Hilgardia 12(6):383-426. DOI:10.3733/hilg.v12n06p383. March 1939.
Abstract does not appear. First page follows.
The phenomenon of the flow of liquids through porous mediums without the application of external force and without complete filling of the pores of the solid with liquid, has long been recognized and studied. It was early recognized that the forces involved are those of adhesion and cohesion, the same as those responsible for the action of liquids in capillary tubes. The term “capillarity” (6), (17)4 has thus come to apply to the flow of liquids through porous mediums.

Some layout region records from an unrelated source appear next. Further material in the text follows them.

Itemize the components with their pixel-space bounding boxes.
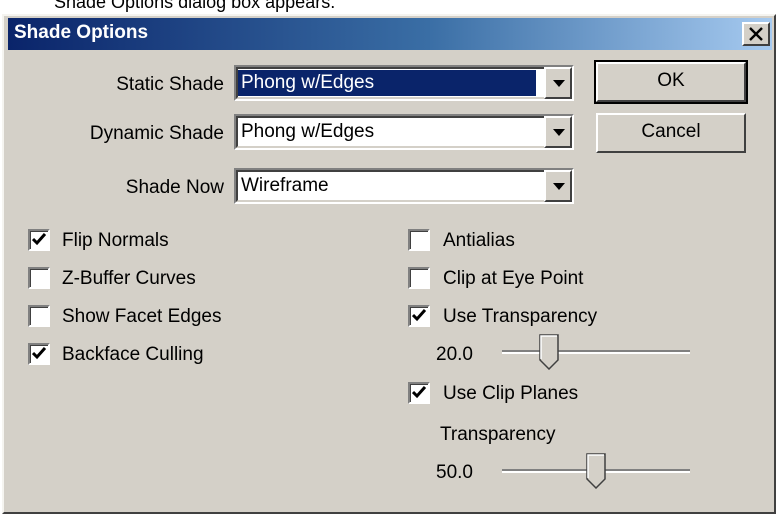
use-clip-planes-checkbox[interactable] (408, 382, 430, 404)
chevron-down-icon (553, 80, 565, 87)
clip-at-eye-point-checkbox[interactable] (408, 267, 430, 289)
antialias-label: Antialias (443, 230, 515, 251)
show-facet-edges-label: Show Facet Edges (62, 306, 222, 327)
dynamic-shade-dropdown-button[interactable] (544, 116, 572, 148)
dynamic-shade-select[interactable]: Phong w/Edges (234, 114, 574, 150)
clip-at-eye-point-label: Clip at Eye Point (443, 268, 584, 289)
antialias-checkbox[interactable] (408, 229, 430, 251)
shade-options-dialog: Shade Options Static Shade Phong w/Edges… (2, 14, 776, 514)
window-title: Shade Options (14, 22, 149, 43)
static-shade-label: Static Shade (116, 74, 224, 95)
dynamic-shade-label: Dynamic Shade (89, 123, 224, 144)
use-transparency-label: Use Transparency (443, 306, 598, 327)
shade-now-dropdown-button[interactable] (544, 170, 572, 202)
shade-now-select[interactable]: Wireframe (234, 168, 574, 204)
flip-normals-label: Flip Normals (62, 230, 169, 251)
static-shade-dropdown-button[interactable] (544, 67, 572, 99)
background-text-strip: Shade Options dialog box appears. (0, 0, 776, 14)
transparency-slider-thumb[interactable] (539, 334, 559, 370)
checkmark-icon (412, 386, 426, 399)
background-text: Shade Options dialog box appears. (54, 0, 336, 12)
transparency-value: 20.0 (436, 344, 473, 365)
dynamic-shade-value: Phong w/Edges (241, 121, 375, 142)
clip-transparency-value: 50.0 (436, 462, 473, 483)
checkmark-icon (412, 309, 426, 322)
backface-culling-checkbox[interactable] (28, 343, 50, 365)
z-buffer-curves-label: Z-Buffer Curves (62, 268, 196, 289)
shade-now-label: Shade Now (125, 177, 224, 198)
close-button[interactable] (742, 22, 770, 46)
shade-now-value: Wireframe (241, 175, 329, 196)
use-transparency-checkbox[interactable] (408, 305, 430, 327)
transparency-slider-track[interactable] (502, 350, 690, 354)
z-buffer-curves-checkbox[interactable] (28, 267, 50, 289)
chevron-down-icon (553, 183, 565, 190)
static-shade-value: Phong w/Edges (238, 70, 536, 96)
use-clip-planes-label: Use Clip Planes (443, 383, 579, 404)
close-icon (749, 27, 763, 41)
checkmark-icon (32, 347, 46, 360)
clip-transparency-label: Transparency (440, 424, 556, 445)
clip-transparency-slider-thumb[interactable] (586, 453, 606, 489)
checkmark-icon (32, 233, 46, 246)
show-facet-edges-checkbox[interactable] (28, 305, 50, 327)
flip-normals-checkbox[interactable] (28, 229, 50, 251)
chevron-down-icon (553, 129, 565, 136)
ok-button[interactable]: OK (594, 60, 748, 104)
title-bar[interactable]: Shade Options (8, 18, 772, 50)
static-shade-select[interactable]: Phong w/Edges (234, 65, 574, 101)
cancel-button[interactable]: Cancel (596, 113, 746, 153)
backface-culling-label: Backface Culling (62, 344, 204, 365)
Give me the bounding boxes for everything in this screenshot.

Many analyses (28)-(31) have been made for the purpose of evaluating the capillary forces acting in three-phase systems, such as is the case in moist soil, consisting of solid, liquid, and gas, by assuming spherical solid particles of uniform size and sequence of packing arrangement. While this assumption has presented concepts of value in comprehending the mechanism involved in capillary flow, the size and configuration of the solid and liquid phases are very complex in even the most idealized systems, and become indeterminate when applied to natural bodies such as soil.
The capillary potential concept, introduced by Buckingham (6) in 1907, assumed a capillary force field generated by the attraction of moist soil for water. He defined a capillary potential, the gradient of which is equal in magnitude to the capillary force.